因為一般人在得知自己要出事的訊息後肯定會激動不已,可眼前這個人根本不能用常理來看待。

水晨感嘆一聲,這或許就是精神病的世界吧,不是她能理解的。

我也沒有真的睡著,畢竟白天已經休息過了,怎麼可能一直睡。

馬上就要動手了,心中的期待有,恐懼也有。

最後只會有兩種結果,一個活,一個死,也是我有史以來最大的一場豪賭。

躺在床上,我背沖水晨,突然有了些突發奇想,故作十分可憐都說道:“水晨,我不想死,能不能別殺我。”

就連我自己也不清楚什麼時候變得這麼惡趣味了。

或許我正在期待什麼吧,畢竟我和水晨待久了也有一些感情,我還是希望看到善良的那個她吧。

那樣一來我或許會很開心吧。

這幾天的觀察並不是白看的,這些女子並非十惡不赦之人,雖然不知道她們這麼做有什麼目的,但可以知道的是這些不是她們的本意。

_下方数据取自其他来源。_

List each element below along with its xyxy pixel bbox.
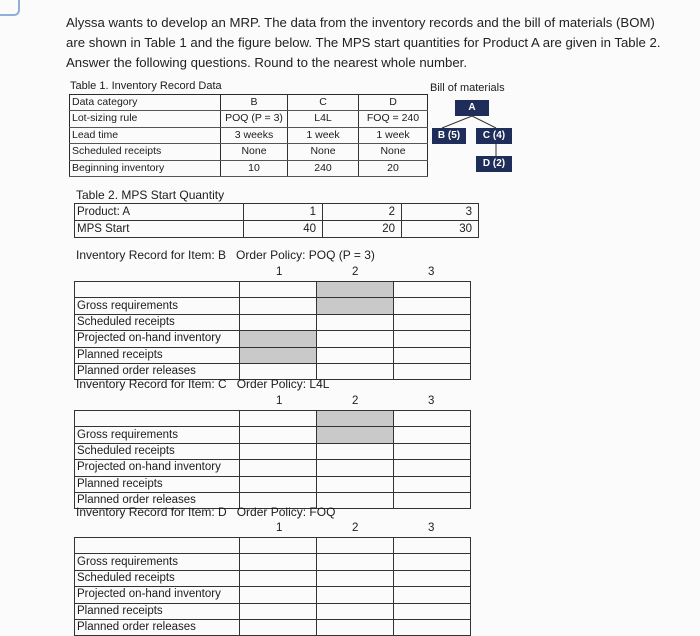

或許是那村長強迫她們的呢,這也並不是沒有可能的事情。

水晨聞言神色有著明顯的觸動,是啊,沒人願意去死,即使是精神病也不理外。

不過水晨並沒有回答,許久過後她用細不可聞的聲音發出了一個嗯字,我是註定聽不到的。

我閉上眼睛,緩緩睡去,繼續待在這裡已經沒有任何用處了,看來我要極端一點。

化被動為主動,明天晚上主動去聚集地,看看能不能綁來一個女人,逼她說出實情。